Tech Improvements to Good Election Recipes

In a previous post I described the Minnesota election process recipe and later described some room for improvement — well, now you can read it straight from MN Secretary of State Mark Ritchie, what he’d like to do to improve the recipe.

Those improvements are mainly in election process and practice. I’d like to stir the pot a bit more, and add suggestions for some technology-enabled improvements for transparency and accountability measures, which could help a lot in future re-count situations like the one recently experienced in Minnesota. These tech measures focus on automation and tracking of the process of reviewing vote-by-mail (VBM) envelopes, determining whether the form on the envelope has been fill out properly, dated, and signed with a signature that matches a signature on file. Only if all these tests pass is the envelope queued for processing that leads to counting the VBM ballot inside. Otherwise, the VBM envelope and ballot are excluded – situations that were the focus of much of the controversy in the MN recount.

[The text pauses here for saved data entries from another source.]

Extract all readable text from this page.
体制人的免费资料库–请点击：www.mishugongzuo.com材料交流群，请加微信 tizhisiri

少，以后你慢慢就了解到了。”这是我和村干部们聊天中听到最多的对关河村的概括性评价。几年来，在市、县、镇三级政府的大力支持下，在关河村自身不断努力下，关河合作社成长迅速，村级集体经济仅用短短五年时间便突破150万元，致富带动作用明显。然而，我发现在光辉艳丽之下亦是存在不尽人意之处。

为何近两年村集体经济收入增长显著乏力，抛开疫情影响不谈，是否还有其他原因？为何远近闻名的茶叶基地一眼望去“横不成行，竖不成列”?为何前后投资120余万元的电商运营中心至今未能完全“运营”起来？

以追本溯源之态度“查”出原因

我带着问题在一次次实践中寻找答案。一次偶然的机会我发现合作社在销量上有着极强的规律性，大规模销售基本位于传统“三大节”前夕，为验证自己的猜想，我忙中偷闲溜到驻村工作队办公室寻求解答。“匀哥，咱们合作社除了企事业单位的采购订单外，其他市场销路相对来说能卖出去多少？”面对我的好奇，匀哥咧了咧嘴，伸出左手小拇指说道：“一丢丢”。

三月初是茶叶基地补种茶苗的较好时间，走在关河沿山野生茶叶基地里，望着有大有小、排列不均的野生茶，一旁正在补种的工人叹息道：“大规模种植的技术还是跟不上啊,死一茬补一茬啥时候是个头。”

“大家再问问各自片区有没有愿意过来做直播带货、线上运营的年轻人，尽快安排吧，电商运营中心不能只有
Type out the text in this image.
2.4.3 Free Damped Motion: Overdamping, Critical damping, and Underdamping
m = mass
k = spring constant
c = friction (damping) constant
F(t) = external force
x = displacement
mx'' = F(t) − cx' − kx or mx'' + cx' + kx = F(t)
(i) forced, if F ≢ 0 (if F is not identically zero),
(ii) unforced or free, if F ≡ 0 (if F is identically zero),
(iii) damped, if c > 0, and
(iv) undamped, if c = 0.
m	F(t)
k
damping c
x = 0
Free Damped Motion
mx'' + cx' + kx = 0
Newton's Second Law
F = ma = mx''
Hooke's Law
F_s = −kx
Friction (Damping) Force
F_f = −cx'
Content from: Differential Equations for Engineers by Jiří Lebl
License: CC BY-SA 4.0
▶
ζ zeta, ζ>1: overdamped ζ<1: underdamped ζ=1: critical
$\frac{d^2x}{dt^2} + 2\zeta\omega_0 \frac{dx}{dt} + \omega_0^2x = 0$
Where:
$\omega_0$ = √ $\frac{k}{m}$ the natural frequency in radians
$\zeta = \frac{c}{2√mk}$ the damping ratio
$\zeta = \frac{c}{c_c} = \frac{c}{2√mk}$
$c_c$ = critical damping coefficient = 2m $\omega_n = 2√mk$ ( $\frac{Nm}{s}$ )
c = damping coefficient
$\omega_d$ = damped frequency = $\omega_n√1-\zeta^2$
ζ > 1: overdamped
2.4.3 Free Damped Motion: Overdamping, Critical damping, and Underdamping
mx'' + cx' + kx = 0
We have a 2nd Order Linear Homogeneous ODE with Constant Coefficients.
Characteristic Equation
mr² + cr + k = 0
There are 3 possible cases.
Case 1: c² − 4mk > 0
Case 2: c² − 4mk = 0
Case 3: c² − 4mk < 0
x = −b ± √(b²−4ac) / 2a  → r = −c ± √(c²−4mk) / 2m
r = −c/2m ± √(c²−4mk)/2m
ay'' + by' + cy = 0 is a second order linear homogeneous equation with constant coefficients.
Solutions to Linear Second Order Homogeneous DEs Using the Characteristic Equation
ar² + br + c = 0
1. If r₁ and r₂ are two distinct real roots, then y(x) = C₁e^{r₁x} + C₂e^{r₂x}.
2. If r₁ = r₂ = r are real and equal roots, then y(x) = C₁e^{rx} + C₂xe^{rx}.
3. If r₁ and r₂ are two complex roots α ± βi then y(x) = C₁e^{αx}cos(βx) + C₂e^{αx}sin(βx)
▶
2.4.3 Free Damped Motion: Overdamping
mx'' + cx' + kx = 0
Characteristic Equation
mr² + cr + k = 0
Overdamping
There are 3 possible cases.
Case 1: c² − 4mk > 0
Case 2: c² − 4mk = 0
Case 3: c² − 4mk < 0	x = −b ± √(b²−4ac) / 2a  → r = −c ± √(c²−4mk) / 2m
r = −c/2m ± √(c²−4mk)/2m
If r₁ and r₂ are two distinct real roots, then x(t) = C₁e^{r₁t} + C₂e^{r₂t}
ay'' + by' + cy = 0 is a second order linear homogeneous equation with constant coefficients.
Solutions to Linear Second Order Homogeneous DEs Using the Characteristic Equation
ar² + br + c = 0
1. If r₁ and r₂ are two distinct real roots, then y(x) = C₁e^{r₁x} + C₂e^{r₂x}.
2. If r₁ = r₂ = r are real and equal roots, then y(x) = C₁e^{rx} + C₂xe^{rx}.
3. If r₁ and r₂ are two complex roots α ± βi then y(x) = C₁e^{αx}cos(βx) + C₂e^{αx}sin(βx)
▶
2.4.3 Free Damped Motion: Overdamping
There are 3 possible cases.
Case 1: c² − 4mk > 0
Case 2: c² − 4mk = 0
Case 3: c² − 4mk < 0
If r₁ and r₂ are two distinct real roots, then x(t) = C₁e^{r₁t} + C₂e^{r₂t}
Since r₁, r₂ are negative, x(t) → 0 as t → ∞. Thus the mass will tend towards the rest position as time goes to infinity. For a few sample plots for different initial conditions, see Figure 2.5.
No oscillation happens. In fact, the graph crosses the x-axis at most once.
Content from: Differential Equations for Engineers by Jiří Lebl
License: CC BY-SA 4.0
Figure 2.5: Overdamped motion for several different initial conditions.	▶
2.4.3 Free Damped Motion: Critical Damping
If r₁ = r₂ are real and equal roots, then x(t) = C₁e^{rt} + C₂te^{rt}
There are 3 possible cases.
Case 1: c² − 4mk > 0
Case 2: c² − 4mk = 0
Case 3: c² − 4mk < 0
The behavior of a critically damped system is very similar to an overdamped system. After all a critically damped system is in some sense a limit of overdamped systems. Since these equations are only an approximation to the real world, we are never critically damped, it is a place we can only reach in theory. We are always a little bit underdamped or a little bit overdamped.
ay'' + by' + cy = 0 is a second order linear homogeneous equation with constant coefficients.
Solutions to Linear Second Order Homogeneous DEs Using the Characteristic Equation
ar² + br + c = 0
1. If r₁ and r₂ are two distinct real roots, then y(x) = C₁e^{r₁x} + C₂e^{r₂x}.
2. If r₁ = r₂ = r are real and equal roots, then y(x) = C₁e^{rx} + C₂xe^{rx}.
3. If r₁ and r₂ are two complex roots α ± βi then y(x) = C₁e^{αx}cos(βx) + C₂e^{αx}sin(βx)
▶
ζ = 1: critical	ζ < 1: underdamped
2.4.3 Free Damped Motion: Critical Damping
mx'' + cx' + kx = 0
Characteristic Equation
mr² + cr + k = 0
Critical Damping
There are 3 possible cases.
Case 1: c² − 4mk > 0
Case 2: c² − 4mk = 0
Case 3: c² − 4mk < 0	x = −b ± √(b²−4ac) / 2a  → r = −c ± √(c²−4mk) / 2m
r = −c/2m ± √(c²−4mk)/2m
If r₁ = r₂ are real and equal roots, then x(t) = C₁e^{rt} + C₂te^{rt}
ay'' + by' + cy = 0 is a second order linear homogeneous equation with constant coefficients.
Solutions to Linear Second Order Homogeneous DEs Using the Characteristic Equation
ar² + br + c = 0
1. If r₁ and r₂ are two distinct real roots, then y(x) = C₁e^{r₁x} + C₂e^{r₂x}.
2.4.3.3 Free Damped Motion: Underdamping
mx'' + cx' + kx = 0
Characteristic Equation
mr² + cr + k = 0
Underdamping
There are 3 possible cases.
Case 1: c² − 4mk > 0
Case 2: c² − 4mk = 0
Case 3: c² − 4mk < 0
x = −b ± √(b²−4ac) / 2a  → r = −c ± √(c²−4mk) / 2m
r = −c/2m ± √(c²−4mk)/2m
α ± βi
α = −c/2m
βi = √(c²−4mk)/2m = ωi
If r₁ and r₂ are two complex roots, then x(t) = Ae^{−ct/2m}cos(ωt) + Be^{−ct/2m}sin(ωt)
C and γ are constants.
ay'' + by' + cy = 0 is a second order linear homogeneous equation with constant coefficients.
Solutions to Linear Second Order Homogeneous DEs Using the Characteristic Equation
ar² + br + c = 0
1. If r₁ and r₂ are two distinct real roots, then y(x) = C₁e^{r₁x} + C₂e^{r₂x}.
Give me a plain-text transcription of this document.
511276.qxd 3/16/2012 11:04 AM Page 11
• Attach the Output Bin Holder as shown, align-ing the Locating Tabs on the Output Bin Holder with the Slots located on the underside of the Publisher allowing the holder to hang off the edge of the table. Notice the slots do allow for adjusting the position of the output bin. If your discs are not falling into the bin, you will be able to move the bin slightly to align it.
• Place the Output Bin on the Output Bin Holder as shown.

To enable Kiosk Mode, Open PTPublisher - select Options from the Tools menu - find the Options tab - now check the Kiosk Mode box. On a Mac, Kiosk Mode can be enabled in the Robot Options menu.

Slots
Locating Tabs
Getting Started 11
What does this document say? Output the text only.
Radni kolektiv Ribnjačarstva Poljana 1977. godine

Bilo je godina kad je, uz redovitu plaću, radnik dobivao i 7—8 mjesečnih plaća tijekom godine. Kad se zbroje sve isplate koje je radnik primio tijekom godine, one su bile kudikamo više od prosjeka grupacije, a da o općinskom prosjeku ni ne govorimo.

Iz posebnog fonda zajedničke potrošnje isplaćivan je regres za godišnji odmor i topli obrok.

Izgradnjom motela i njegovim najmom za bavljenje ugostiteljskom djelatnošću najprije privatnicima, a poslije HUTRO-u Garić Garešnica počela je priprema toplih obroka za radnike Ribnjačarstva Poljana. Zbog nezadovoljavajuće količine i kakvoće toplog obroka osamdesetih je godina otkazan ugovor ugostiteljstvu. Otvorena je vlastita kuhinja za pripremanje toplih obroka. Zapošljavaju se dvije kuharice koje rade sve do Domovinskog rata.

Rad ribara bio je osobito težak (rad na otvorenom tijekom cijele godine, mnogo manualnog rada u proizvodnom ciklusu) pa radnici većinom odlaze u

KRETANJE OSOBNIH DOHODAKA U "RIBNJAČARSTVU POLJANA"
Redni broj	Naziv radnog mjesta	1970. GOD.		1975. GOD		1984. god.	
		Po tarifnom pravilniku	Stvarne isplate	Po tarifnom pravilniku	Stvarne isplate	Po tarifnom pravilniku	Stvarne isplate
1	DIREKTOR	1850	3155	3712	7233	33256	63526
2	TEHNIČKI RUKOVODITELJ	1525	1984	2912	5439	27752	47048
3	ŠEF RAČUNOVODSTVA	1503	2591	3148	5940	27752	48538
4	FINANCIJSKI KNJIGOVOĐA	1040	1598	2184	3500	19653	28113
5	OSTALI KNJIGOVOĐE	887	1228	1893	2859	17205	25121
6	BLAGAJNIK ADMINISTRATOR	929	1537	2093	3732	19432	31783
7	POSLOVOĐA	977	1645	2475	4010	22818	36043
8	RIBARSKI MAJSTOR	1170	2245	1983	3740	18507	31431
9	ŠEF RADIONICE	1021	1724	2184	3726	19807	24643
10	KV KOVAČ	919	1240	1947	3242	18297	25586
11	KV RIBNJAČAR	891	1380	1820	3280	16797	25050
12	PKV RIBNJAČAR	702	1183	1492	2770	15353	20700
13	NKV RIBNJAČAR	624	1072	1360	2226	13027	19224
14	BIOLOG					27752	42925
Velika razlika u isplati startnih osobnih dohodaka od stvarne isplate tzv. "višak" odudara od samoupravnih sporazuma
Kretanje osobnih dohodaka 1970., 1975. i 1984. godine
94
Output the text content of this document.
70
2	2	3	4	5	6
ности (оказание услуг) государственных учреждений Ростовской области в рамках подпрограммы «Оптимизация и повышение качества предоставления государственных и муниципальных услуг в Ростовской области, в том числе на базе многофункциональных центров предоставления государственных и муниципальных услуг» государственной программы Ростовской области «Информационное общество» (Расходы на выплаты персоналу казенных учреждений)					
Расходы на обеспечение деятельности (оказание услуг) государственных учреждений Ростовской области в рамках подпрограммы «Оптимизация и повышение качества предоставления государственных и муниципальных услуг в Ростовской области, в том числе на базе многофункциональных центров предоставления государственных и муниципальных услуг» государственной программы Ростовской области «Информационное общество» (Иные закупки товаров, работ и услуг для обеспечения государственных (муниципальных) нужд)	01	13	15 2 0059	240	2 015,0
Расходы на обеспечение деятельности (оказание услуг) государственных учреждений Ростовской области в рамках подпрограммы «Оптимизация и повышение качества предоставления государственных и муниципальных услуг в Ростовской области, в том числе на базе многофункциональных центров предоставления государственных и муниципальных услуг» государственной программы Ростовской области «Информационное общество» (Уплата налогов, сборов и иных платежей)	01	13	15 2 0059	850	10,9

Interestingly, some of these same transparency and accountability measures, useful for VBM, already apply to voter registration systems. This is ironic, because it is lack of confidence in voter registration systems that is driving increased voter usage of vote-by-mail as a form of early voting. The common factor in both cases is a piece of paper that has an pen-and-ink signature. Here’s how the automated process works.

  • The signed piece of paper (VR request or VBM envelope) arrives at a county’s election office, and is scanned, with the digital image stored.
  • A clerk examines the piece of paper to determine all required info is present, including a signature and, if appropriate, a signature match.
  • If not, the clerk can reject it, but they must provide information about the reason for rejection, with this information being stored along with the digital image.
  • Those records can be made available to the public (with suitable redaction for privacy of voters), to create public accountability for those decisions, and visibility into the operations.

You can see this in action in TTV’s fictitious state of Jeffersonia’s VR system (a work in progress of our TTV Registrar), but similar accountability measures, if not so much transparency, are already in existence in real VR systems — but not as far as I know in county VBM processing.

For VBM, even more benefits are possible, because the records also create internal accountability, audit, and review. In some states, this review process could be on-going as the VBM envelopes arrive, even in states where it is not allowed to actually count VBM ballots until election day. And with a rolling review process, each decision could be reviewed by one or more people, without the requirement for reviewers to get physical access to the VBM envelopes. That way, a good portion of erroneous decisions could be caught and corrected routinely, rather than becoming time bombs for a recount. And further, the accept decisions could be reviewed before election day as well. In the case of an incorrect reject decision, there is review and recourse to actually count the ballot. But for an incorrect accept decision, once the envelope has been opened and the ballot removed, the ballot must be counted — there is no way to go back an associate the ballot with the envelope.

With this scheme, not only would there be increased citizen confidence from the transparency of the process, I think that there would also be increased confidence from visibility that the process actually includes checks and balances that are properly executed. Am I dreaming? I hope not. We’re building this type of transparency for VR systems, and there is little technical challenge in extending it to VBM processing. But I can dream that as states and counties improve their recipes, this approach will become a possible ingredient.